Martin Kuz: That’s right, Sam. My father was born in Ukraine in 1923. Technically, his hometown of Lviv was part of Poland at the time of his birth. He grew up in a time of extreme hardship, famine and an oppression of Ukrainian independence. When World War Two broke out, he ultimately took up arms on behalf of Ukraine, fighting against the Soviet Union and its Red Army. At the conclusion of the war, my father was in a prisoner of war camp and the British allowed those prisoners to go to England because they understood that if Ukrainians were sent back to their homeland, they likely faced exile, execution. And so for my father, he last set foot in his homeland in 1943. Ultimately he came to the United States. He had a family, three children. But he was never able to go back home and never saw his parents again, never saw his brothers again. There was, I think, this profound void within him because he could never set foot in Ukraine again, because of the Soviet Union’s harsh stance toward Ukrainians who had fought against the Kremlin. So because of the family connection, what is happening in Ukraine right now has had a deeply personal dimension for me.

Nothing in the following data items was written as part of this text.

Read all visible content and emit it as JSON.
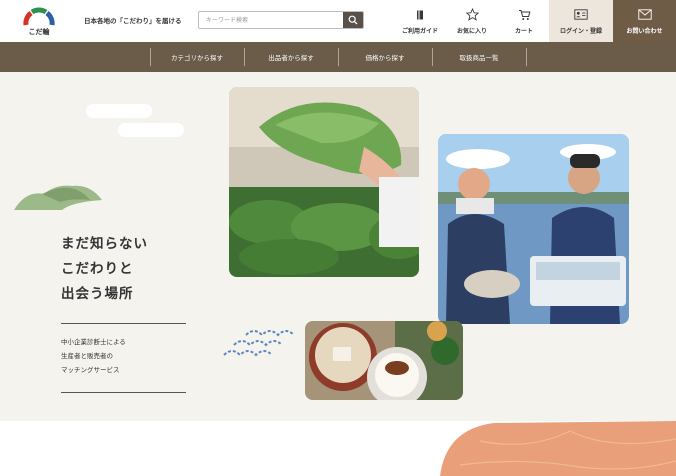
{
  "header": {
    "logo_text": "こだ輪",
    "tagline": "日本各地の「こだわり」を届ける",
    "search": {
      "placeholder": "キーワード検索"
    },
    "nav": {
      "guide": "ご利用ガイド",
      "favorites": "お気に入り",
      "cart": "カート",
      "login": "ログイン・登録",
      "contact": "お問い合わせ"
    }
  },
  "category_nav": [
    "カテゴリから探す",
    "出品者から探す",
    "価格から探す",
    "取扱商品一覧"
  ],
  "hero": {
    "headline": [
      "まだ知らない",
      "こだわりと",
      "出会う場所"
    ],
    "subtext": [
      "中小企業診断士による",
      "生産者と販売者の",
      "マッチングサービス"
    ]
  },
  "colors": {
    "header_bg": "#ffffff",
    "category_bar": "#6a5c48",
    "login_bg": "#ece6dc",
    "contact_bg": "#6e5c46",
    "hero_bg": "#f5f3ee",
    "accent_orange": "#e9a07a",
    "accent_green": "#9cb98a"
  },
  "icons": [
    "logo-icon",
    "search-icon",
    "book-icon",
    "star-icon",
    "cart-icon",
    "id-card-icon",
    "mail-icon"
  ]
}
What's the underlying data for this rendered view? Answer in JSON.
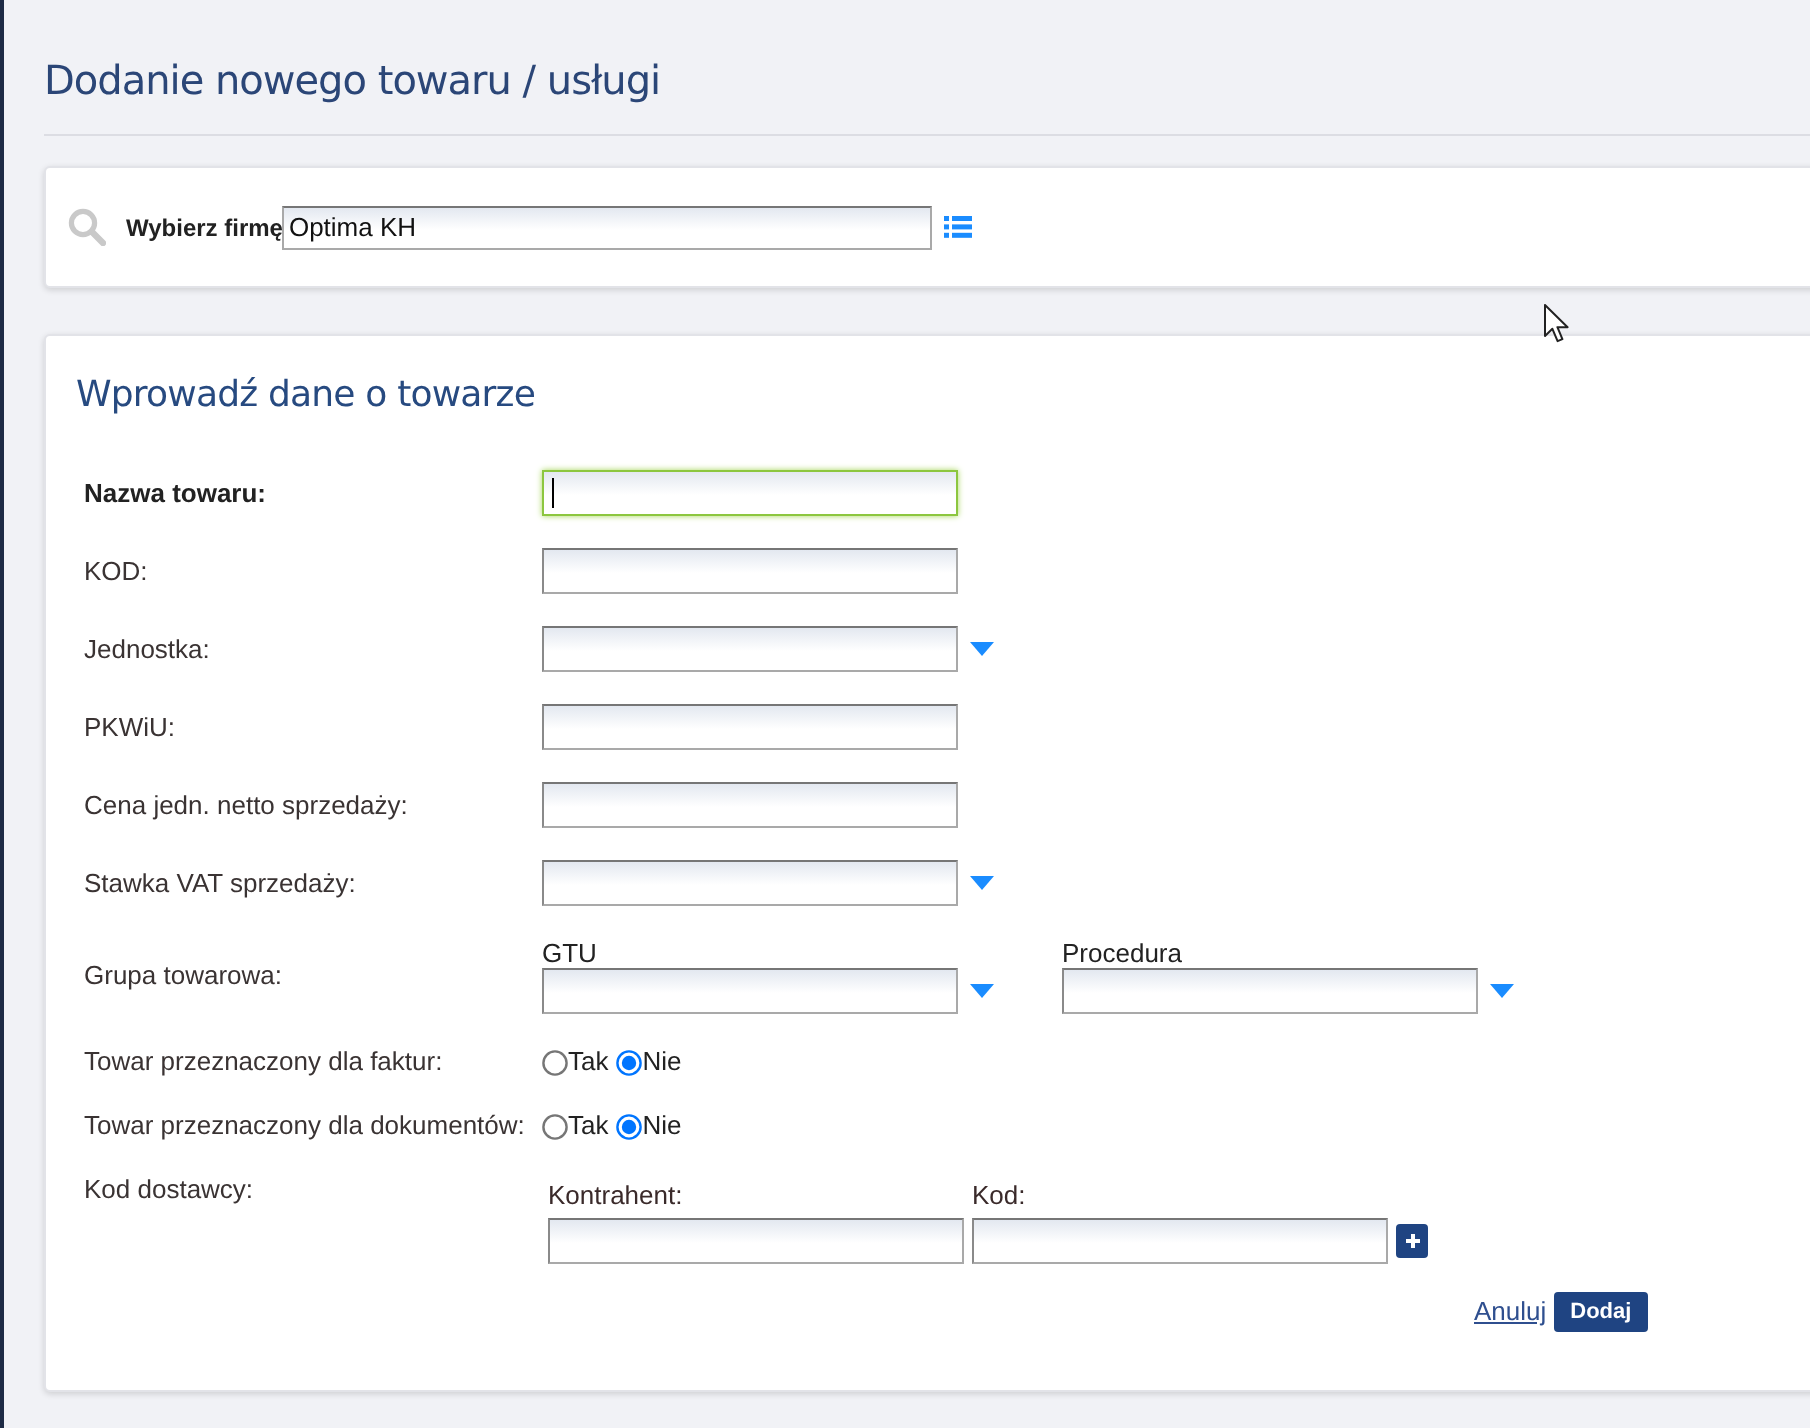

Laine Perfas: You’ve been in Ukraine, reporting on the ground. In what ways has your experience been similar or different to reporting in other conflict zones?
Kuz: The similarities are numerous, and that includes the loss and the suffering of the Afghan people and the Ukrainian people. The dislocation from home. And the profound examples of resilience that you see in both countries. I think the West has been sort of amazed at the solidarity of Ukrainians. In the great fear that people experience, they haven’t lost their essential humanity. They have turned toward each other to try to help. And I know that was really explicit in the earliest days of the invasion. I went to the train station in Kyiv, for instance. The capital city was emptying out as the war began. And instead of people pushing each other down on the train platforms and attempting to get on before anyone else, people were deferring to the elderly, to women with children. They were helping them, carrying them up and down the stairs to get to the platforms. That is something, I think, that you see from conflict zone to conflict zone. These people are overwhelmed by their circumstance, and yet they somehow find the ability to show compassion to people they’ve never even met before.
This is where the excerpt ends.